Participants/materials, setting, methods: Average patient age was 35.4 years, and average embryo cohort size was 2.3/patient. There were 77 (28.8%) successful pregnancies from 267 single embryo transfers. Embryologists manually graded each embryo using the Gardner method, then subsequently used the AI to obtain a score between 0 (predicted non-viable, unlikely to lead to a pregnancy) and 10 (predicted viable, likely to lead to a pregnancy). Correlation between the AI viability score and Gardner score was then assessed.

Main results and the role of chance: The average AI score was significantly correlated with the three components of the Gardner score: expansion grade, ICM grade, and trophectoderm grade. Average AI score generally increased with advancing blastocyst developmental stage.

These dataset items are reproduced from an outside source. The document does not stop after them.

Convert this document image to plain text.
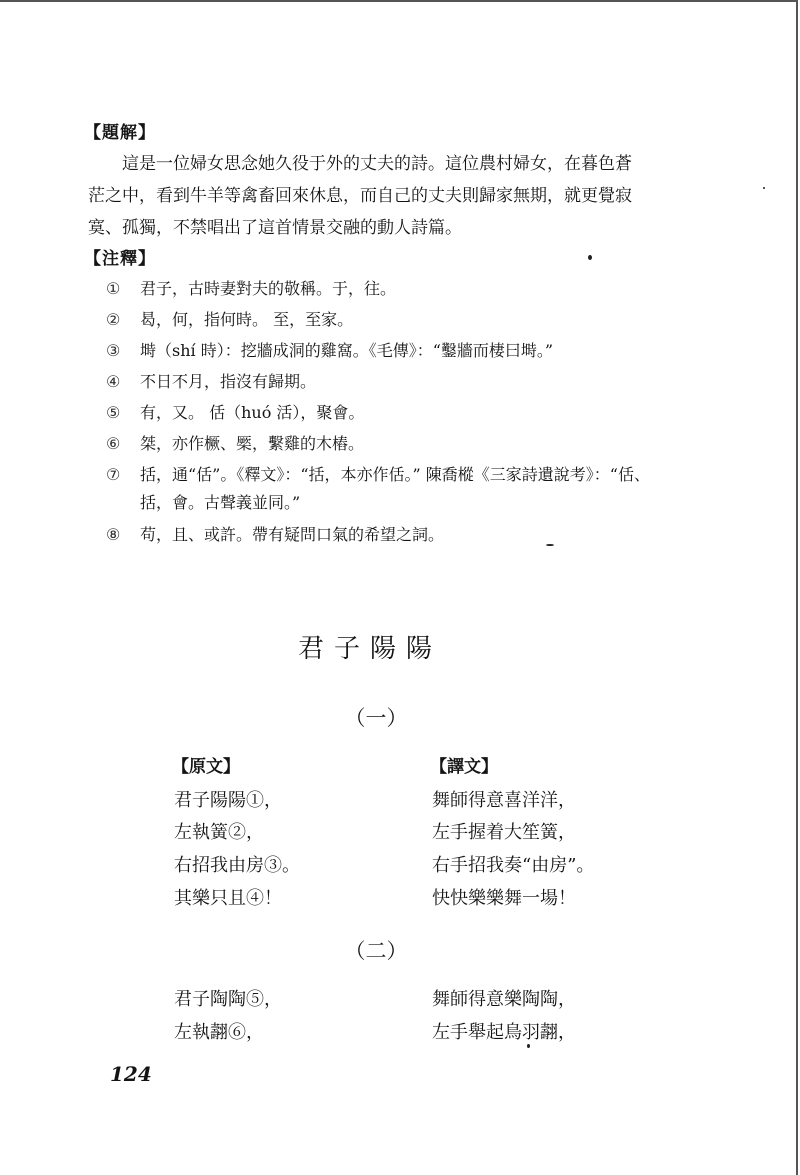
【題解】
這是一位婦女思念她久役于外的丈夫的詩。這位農村婦女，在暮色蒼
茫之中，看到牛羊等禽畜回來休息，而自己的丈夫則歸家無期，就更覺寂
寞、孤獨，不禁唱出了這首情景交融的動人詩篇。
【注釋】
① 君子，古時妻對夫的敬稱。于，往。
② 曷，何，指何時。 至，至家。
③ 塒（shí 時）：挖牆成洞的雞窩。《毛傳》：“鑿牆而棲曰塒。”
④ 不日不月，指沒有歸期。
⑤ 有，又。 佸（huó 活），聚會。
⑥ 桀，亦作橛、橜，繫雞的木樁。
⑦ 括，通“佸”。《釋文》：“括，本亦作佸。” 陳喬樅《三家詩遺說考》：“佸、
括，會。古聲義並同。”
⑧ 苟，且、或許。帶有疑問口氣的希望之詞。
君子陽陽
（一）
【原文】	【譯文】
君子陽陽①，
左執簧②，
右招我由房③。
其樂只且④！
舞師得意喜洋洋，
左手握着大笙簧，
右手招我奏“由房”。
快快樂樂舞一場！
（二）
君子陶陶⑤，
左執翿⑥，
舞師得意樂陶陶，
左手舉起鳥羽翿，
124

Blastocysts with expansion grades of ≥3 are generally considered suitable for transfer. This study showed that embryos with expansion grade 3 had lower AI scores than those with grades 4-6, consistent with a reduced pregnancy rate. AI correlation with TE grade was more significant than with ICM grade, consistent with studies demonstrating that TE grade is more important than ICM in determining likelihood of clinical pregnancy.

The AI predicted Gardner scores of ≥2BB with an accuracy of 71.7% (sensitivity 75.1%, specificity 45.9%), and an AUC of 0.68. However, when used to predict pregnancy outcome, the AI performed 27.9% better than the Gardner score (accuracies of 49.8% and 39.0% respectively).

Even though the AI is highly correlated with the Gardner score, the improved efficacy for predicting pregnancy suggests that a) the AI provides an advantage in standardization of scoring over the manual and subjective Gardner method, and b) the AI is likely identifying and evaluating morphological features of embryo quality that are not captured by the Gardner method.

Limitations, reasons for caution: The Gardner score is not a linear score, creating challenges with setting a suitable cut-off relating to the prediction of pregnancy. The 2BB cut-off was chosen based on literature (Munne et al 2019) and verification from experienced embryologists. This correlative study may also require additional confirmatory studies on independent datasets.

Wider implications of the findings: The correlation between AI and known features of embryo quality (Gardner score) substantiates the use of the AI for embryo assessment. The AI score provides further insight into components of the Gardner score, and may detect morphological features related to clinical pregnancy beyond those evaluated by the Gardner method.